- Born: 1955 (age 70–71)
- Known for: Sculpture (whalebone, ivory, stone)
- Website: manasie.com

= Manasie Akpaliapik =

Canadian Inuk sculptor (born 1955)

Manasie Akpaliapik (born 1955) is a Canadian Inuk sculptor.

Akpaliapik was born in a hunting camp on Baffin Island, Nunavut, and moved with his family to Ikpiarjuk (Arctic Bay) in 1967. Though his parents were sculptors, he learned to carve at age ten by observing his grandparents.

At age 12 he was sent to residential school in Iqaluit where his language and culture were suppressed. Akpaliapik left residential school at 16 years old.

Akpaliapik married a woman named Noodloo and returned to Arctic Bay with his family. His wife and their two children were killed in a fire in 1980, after which Akpaliapik moved to Montreal and subsequently to Toronto.

==Work==
Akpaliapik sculpts with bone, ivory, and stone. His sculptures typically have human or animal forms and are closely connected with traditional beliefs. He began to carve professionally after 1980.

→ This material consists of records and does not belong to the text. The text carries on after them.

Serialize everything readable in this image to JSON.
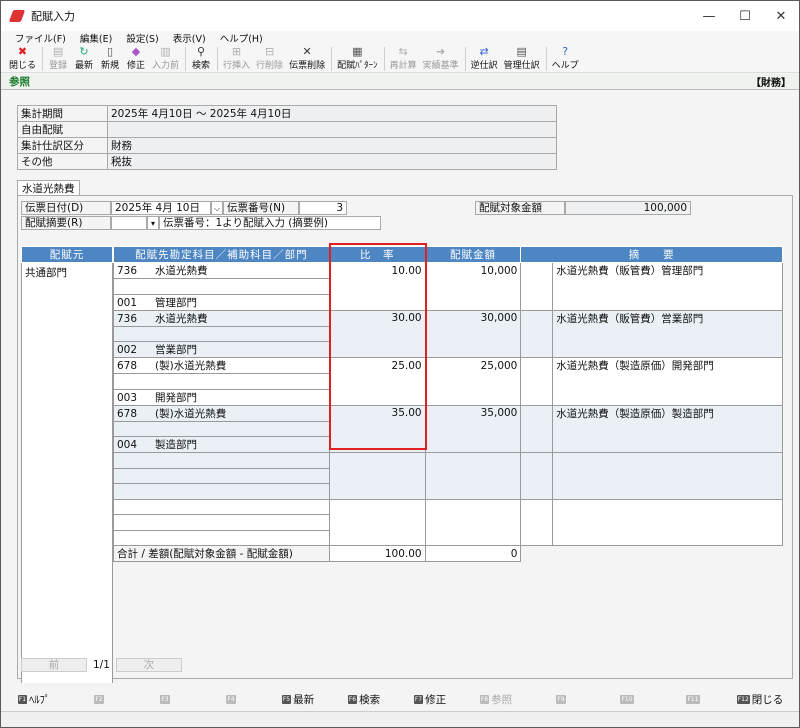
{
  "window": {
    "title": "配賦入力",
    "min": "—",
    "max": "☐",
    "close": "✕"
  },
  "menu": [
    "ファイル(F)",
    "編集(E)",
    "設定(S)",
    "表示(V)",
    "ヘルプ(H)"
  ],
  "toolbar": [
    {
      "label": "閉じる",
      "icon": "close-icon",
      "glyph": "✖",
      "color": "#d22",
      "enabled": true
    },
    {
      "label": "登録",
      "icon": "register-icon",
      "glyph": "▤",
      "color": "#999",
      "enabled": false
    },
    {
      "label": "最新",
      "icon": "refresh-icon",
      "glyph": "↻",
      "color": "#2a7",
      "enabled": true
    },
    {
      "label": "新規",
      "icon": "new-doc-icon",
      "glyph": "▯",
      "color": "#555",
      "enabled": true
    },
    {
      "label": "修正",
      "icon": "edit-icon",
      "glyph": "◆",
      "color": "#a5c",
      "enabled": true
    },
    {
      "label": "入力前",
      "icon": "previous-input-icon",
      "glyph": "▥",
      "color": "#999",
      "enabled": false
    },
    {
      "label": "検索",
      "icon": "search-icon",
      "glyph": "⚲",
      "color": "#333",
      "enabled": true
    },
    {
      "label": "行挿入",
      "icon": "insert-row-icon",
      "glyph": "⊞",
      "color": "#999",
      "enabled": false
    },
    {
      "label": "行削除",
      "icon": "delete-row-icon",
      "glyph": "⊟",
      "color": "#999",
      "enabled": false
    },
    {
      "label": "伝票削除",
      "icon": "delete-slip-icon",
      "glyph": "✕",
      "color": "#333",
      "enabled": true
    },
    {
      "label": "配賦ﾊﾟﾀｰﾝ",
      "icon": "pattern-icon",
      "glyph": "▦",
      "color": "#555",
      "enabled": true
    },
    {
      "label": "再計算",
      "icon": "recalc-icon",
      "glyph": "⇆",
      "color": "#999",
      "enabled": false
    },
    {
      "label": "実績基準",
      "icon": "results-basis-icon",
      "glyph": "➜",
      "color": "#999",
      "enabled": false
    },
    {
      "label": "逆仕訳",
      "icon": "reverse-entry-icon",
      "glyph": "⇄",
      "color": "#36c",
      "enabled": true
    },
    {
      "label": "管理仕訳",
      "icon": "management-entry-icon",
      "glyph": "▤",
      "color": "#555",
      "enabled": true
    },
    {
      "label": "ヘルプ",
      "icon": "help-icon",
      "glyph": "?",
      "color": "#36c",
      "enabled": true
    }
  ],
  "mode": {
    "left": "参照",
    "right": "【財務】"
  },
  "info": [
    {
      "k": "集計期間",
      "v": "2025年 4月10日 ～ 2025年 4月10日"
    },
    {
      "k": "自由配賦",
      "v": ""
    },
    {
      "k": "集計仕訳区分",
      "v": "財務"
    },
    {
      "k": "その他",
      "v": "税抜"
    }
  ],
  "tab": "水道光熱費",
  "form": {
    "date_label": "伝票日付(D)",
    "date": "2025年  4月 10日",
    "slip_label": "伝票番号(N)",
    "slip": "3",
    "target_label": "配賦対象金額",
    "target": "100,000",
    "summary_label": "配賦摘要(R)",
    "summary_code": "",
    "summary": "伝票番号：1より配賦入力 (摘要例)"
  },
  "grid": {
    "headers": {
      "source": "配賦元",
      "account": "配賦先勘定科目／補助科目／部門",
      "ratio": "比　率",
      "amount": "配賦金額",
      "desc": "摘　　要"
    },
    "source": "共通部門",
    "rows": [
      {
        "code": "736",
        "name": "水道光熱費",
        "ratio": "10.00",
        "amount": "10,000",
        "desc": "水道光熱費（販管費）管理部門",
        "dept_code": "001",
        "dept": "管理部門"
      },
      {
        "code": "736",
        "name": "水道光熱費",
        "ratio": "30.00",
        "amount": "30,000",
        "desc": "水道光熱費（販管費）営業部門",
        "dept_code": "002",
        "dept": "営業部門"
      },
      {
        "code": "678",
        "name": "(製)水道光熱費",
        "ratio": "25.00",
        "amount": "25,000",
        "desc": "水道光熱費（製造原価）開発部門",
        "dept_code": "003",
        "dept": "開発部門"
      },
      {
        "code": "678",
        "name": "(製)水道光熱費",
        "ratio": "35.00",
        "amount": "35,000",
        "desc": "水道光熱費（製造原価）製造部門",
        "dept_code": "004",
        "dept": "製造部門"
      }
    ],
    "total_label": "合計 / 差額(配賦対象金額 - 配賦金額)",
    "total_ratio": "100.00",
    "total_diff": "0"
  },
  "pager": {
    "prev": "前",
    "page": "1/1",
    "next": "次"
  },
  "fkeys": [
    {
      "k": "F1",
      "label": "ﾍﾙﾌﾟ",
      "enabled": true
    },
    {
      "k": "F2",
      "label": "",
      "enabled": false
    },
    {
      "k": "F3",
      "label": "",
      "enabled": false
    },
    {
      "k": "F4",
      "label": "",
      "enabled": false
    },
    {
      "k": "F5",
      "label": "最新",
      "enabled": true
    },
    {
      "k": "F6",
      "label": "検索",
      "enabled": true
    },
    {
      "k": "F7",
      "label": "修正",
      "enabled": true
    },
    {
      "k": "F8",
      "label": "参照",
      "enabled": false
    },
    {
      "k": "F9",
      "label": "",
      "enabled": false
    },
    {
      "k": "F10",
      "label": "",
      "enabled": false
    },
    {
      "k": "F11",
      "label": "",
      "enabled": false
    },
    {
      "k": "F12",
      "label": "閉じる",
      "enabled": true
    }
  ]
}
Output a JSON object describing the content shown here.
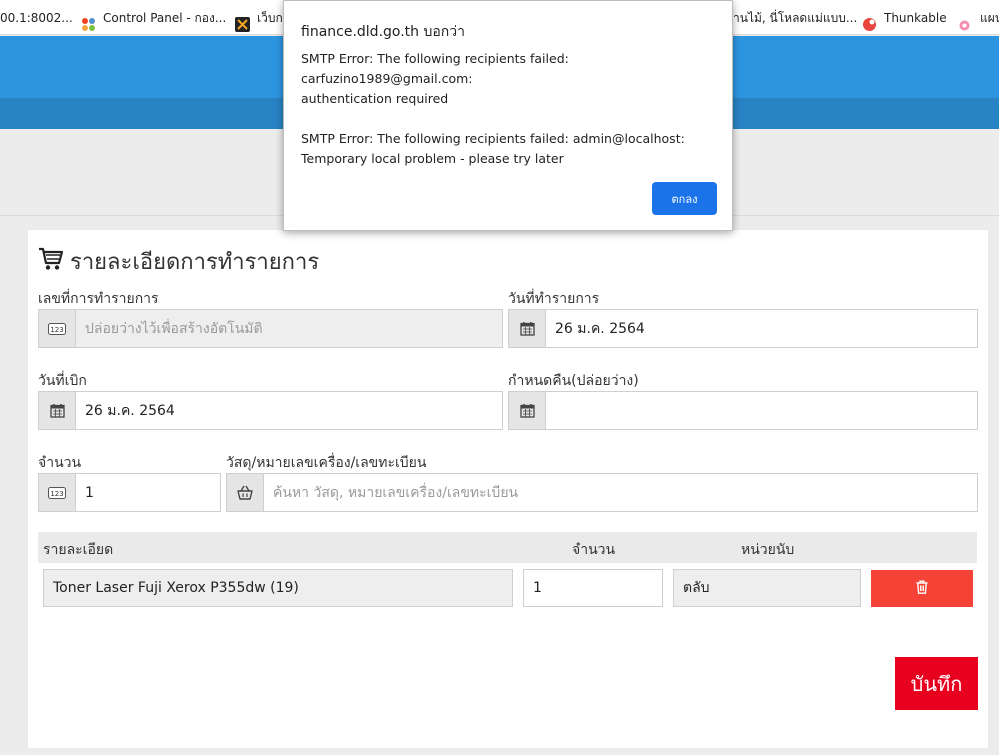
{
  "browser": {
    "bookmarks": [
      {
        "label": "00.1:8002...",
        "icon": "none"
      },
      {
        "label": "Control Panel - กอง...",
        "icon": "joomla-icon"
      },
      {
        "label": "เว็บกอ",
        "icon": "site-icon"
      },
      {
        "label": "านไม้, นี่โหลดแม่แบบ...",
        "icon": "none"
      },
      {
        "label": "Thunkable",
        "icon": "thunkable-icon"
      },
      {
        "label": "แผน",
        "icon": "pin-icon"
      }
    ]
  },
  "dialog": {
    "title": "finance.dld.go.th บอกว่า",
    "message": "SMTP Error: The following recipients failed: carfuzino1989@gmail.com:\nauthentication required\n\nSMTP Error: The following recipients failed: admin@localhost:\nTemporary local problem - please try later",
    "ok_label": "ตกลง"
  },
  "form": {
    "title": "รายละเอียดการทำรายการ",
    "transaction_no": {
      "label": "เลขที่การทำรายการ",
      "placeholder": "ปล่อยว่างไว้เพื่อสร้างอัตโนมัติ"
    },
    "transaction_date": {
      "label": "วันที่ทำรายการ",
      "value": "26 ม.ค. 2564"
    },
    "withdraw_date": {
      "label": "วันที่เบิก",
      "value": "26 ม.ค. 2564"
    },
    "return_date": {
      "label": "กำหนดคืน(ปล่อยว่าง)",
      "value": ""
    },
    "quantity": {
      "label": "จำนวน",
      "value": "1"
    },
    "item_search": {
      "label": "วัสดุ/หมายเลขเครื่อง/เลขทะเบียน",
      "placeholder": "ค้นหา วัสดุ, หมายเลขเครื่อง/เลขทะเบียน"
    }
  },
  "table": {
    "headers": {
      "detail": "รายละเอียด",
      "quantity": "จำนวน",
      "unit": "หน่วยนับ"
    },
    "rows": [
      {
        "detail": "Toner Laser Fuji Xerox P355dw (19)",
        "quantity": "1",
        "unit": "ตลับ"
      }
    ]
  },
  "save_label": "บันทึก",
  "colors": {
    "header": "#2d95e0",
    "header_dark": "#2883c4",
    "delete": "#f44336",
    "save": "#e8001f",
    "dialog_ok": "#1a73e8"
  }
}
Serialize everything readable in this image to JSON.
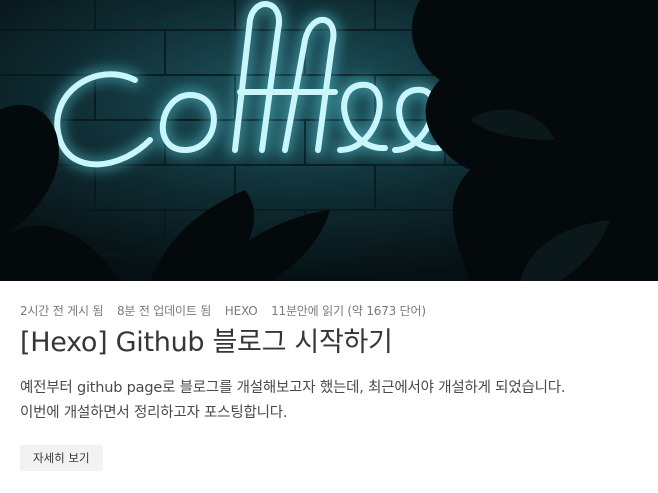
{
  "post": {
    "cover_alt": "coffee",
    "meta": {
      "posted": "2시간 전 게시 됨",
      "updated": "8분 전 업데이트 됨",
      "category": "HEXO",
      "reading": "11분안에 읽기 (약 1673 단어)"
    },
    "title": "[Hexo] Github 블로그 시작하기",
    "excerpt": {
      "line1": "예전부터 github page로 블로그를 개설해보고자 했는데, 최근에서야 개설하게 되었습니다.",
      "line2": "이번에 개설하면서 정리하고자 포스팅합니다."
    },
    "read_more_label": "자세히 보기"
  },
  "colors": {
    "neon": "#8fe9f2",
    "wall": "#0b1518",
    "title": "#363636",
    "meta": "#7a7a7a"
  }
}
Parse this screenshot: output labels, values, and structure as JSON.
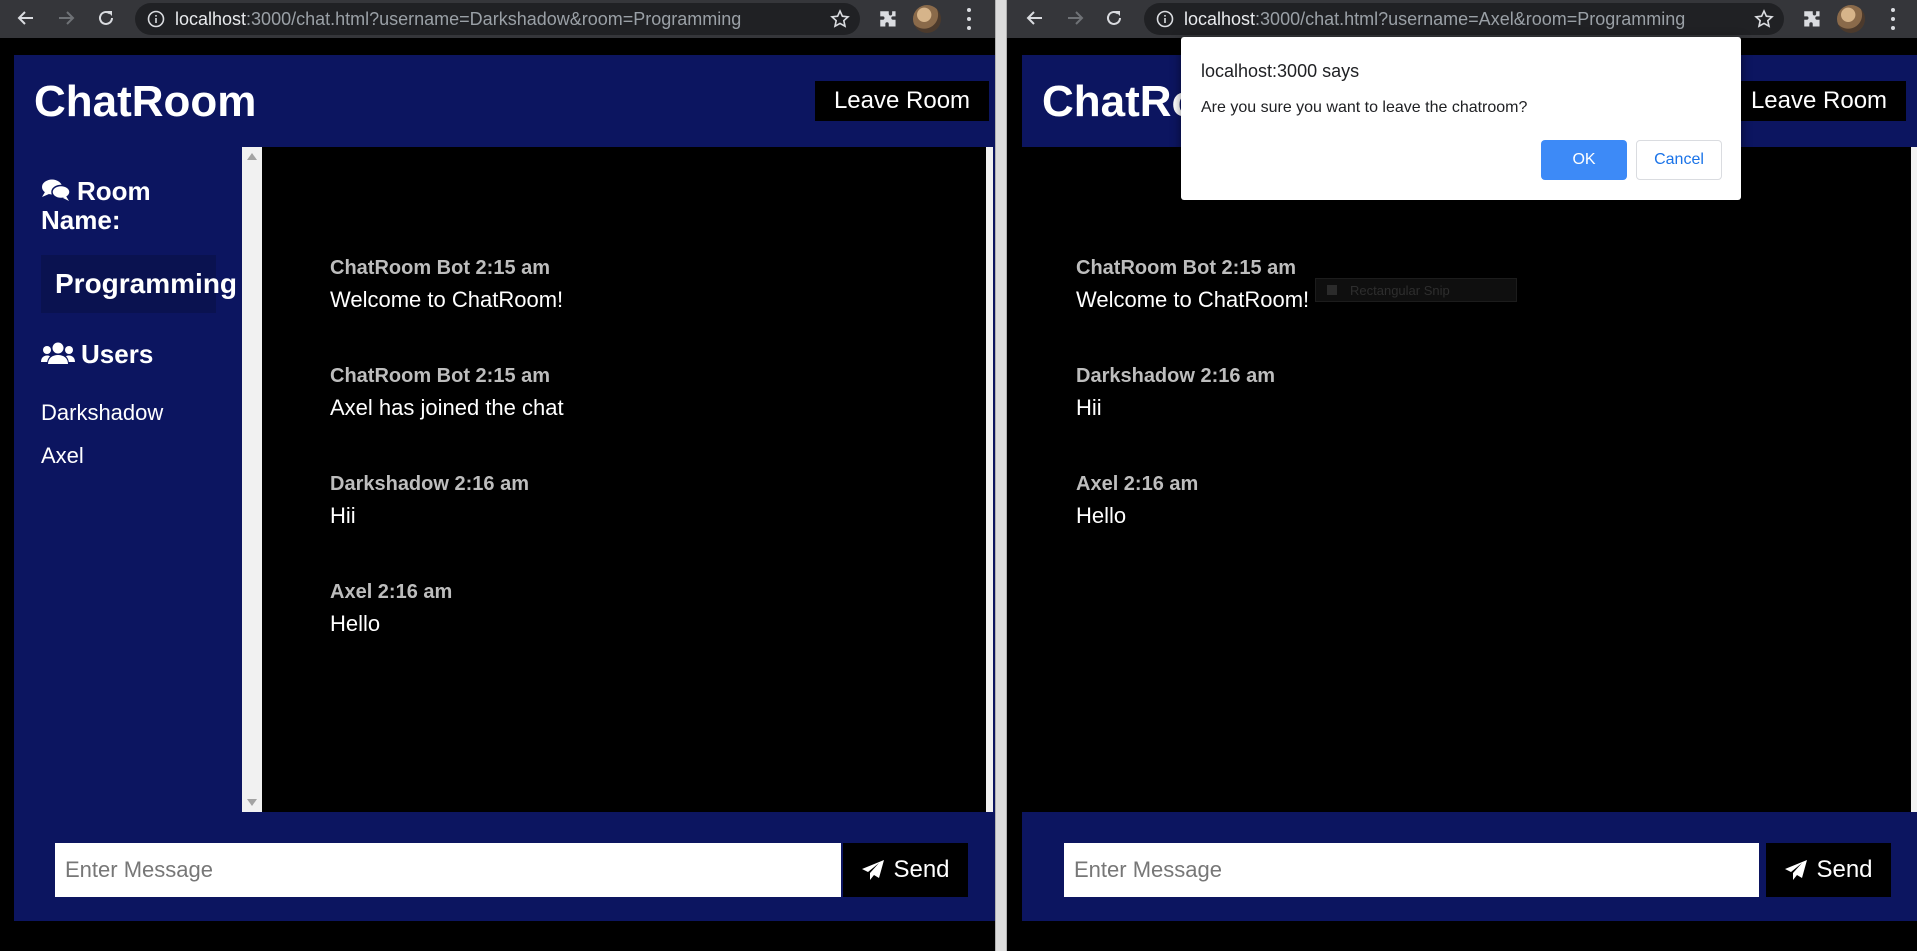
{
  "left": {
    "url": {
      "host": "localhost",
      "rest": ":3000/chat.html?username=Darkshadow&room=Programming"
    },
    "app_title": "ChatRoom",
    "leave_label": "Leave Room",
    "room_heading": "Room Name:",
    "room_heading_line1": "Room",
    "room_heading_line2": "Name:",
    "room_name": "Programming",
    "users_heading": "Users",
    "users": [
      "Darkshadow",
      "Axel"
    ],
    "messages": [
      {
        "meta": "ChatRoom Bot 2:15 am",
        "text": "Welcome to ChatRoom!"
      },
      {
        "meta": "ChatRoom Bot 2:15 am",
        "text": "Axel has joined the chat"
      },
      {
        "meta": "Darkshadow 2:16 am",
        "text": "Hii"
      },
      {
        "meta": "Axel 2:16 am",
        "text": "Hello"
      }
    ],
    "input_placeholder": "Enter Message",
    "send_label": "Send"
  },
  "right": {
    "url": {
      "host": "localhost",
      "rest": ":3000/chat.html?username=Axel&room=Programming"
    },
    "app_title": "ChatRo",
    "leave_label": "Leave Room",
    "messages": [
      {
        "meta": "ChatRoom Bot 2:15 am",
        "text": "Welcome to ChatRoom!"
      },
      {
        "meta": "Darkshadow 2:16 am",
        "text": "Hii"
      },
      {
        "meta": "Axel 2:16 am",
        "text": "Hello"
      }
    ],
    "input_placeholder": "Enter Message",
    "send_label": "Send"
  },
  "snip_label": "Rectangular Snip",
  "dialog": {
    "title": "localhost:3000 says",
    "message": "Are you sure you want to leave the chatroom?",
    "ok_label": "OK",
    "cancel_label": "Cancel"
  },
  "colors": {
    "app_bg": "#0c1560",
    "message_area": "#000000",
    "ok_button": "#3d8af7",
    "browser_toolbar": "#35363a"
  }
}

On his work, he says: Everything that I'm doing is trying to capture some of the culture, about my traditions, simple things like hunting, wearing traditional clothing, harpoons, using legends. I feel that the only way we can preserve the culture is if people can see it.In 1989, he received a Canada Council of the Arts grant to study certain aspects of Inuit culture, including drumming and kayak making, for his project North Baffin Island Legends. He also delivers workshops about Inuit art.

Akpaliapik was long-listed for the Kenojuak Ashevak Memorial Award in 2023.

==Exhibitions and collections==
Akpaliapik's works are in included in the collection of the National Gallery of Canada in Ottawa, Musée national des beaux-arts du Québec and the Art Gallery of Ontario in Toronto.

In 2017, the Art Gallery of Ontario held a solo exhibition of his work.

In 2021 the Musée national des beaux-arts du Québec held Manasie Akpaliapik Inuit Universe with works from the collection of Raymond Brousseau, the first time it devoted an exhibition to a single Inuk artist.

In 2024 Montreal's McCord Stewart Museum reprised and expanded upon the 2021 exhibition, called Manasie Akpaliapik, Inuit Universe.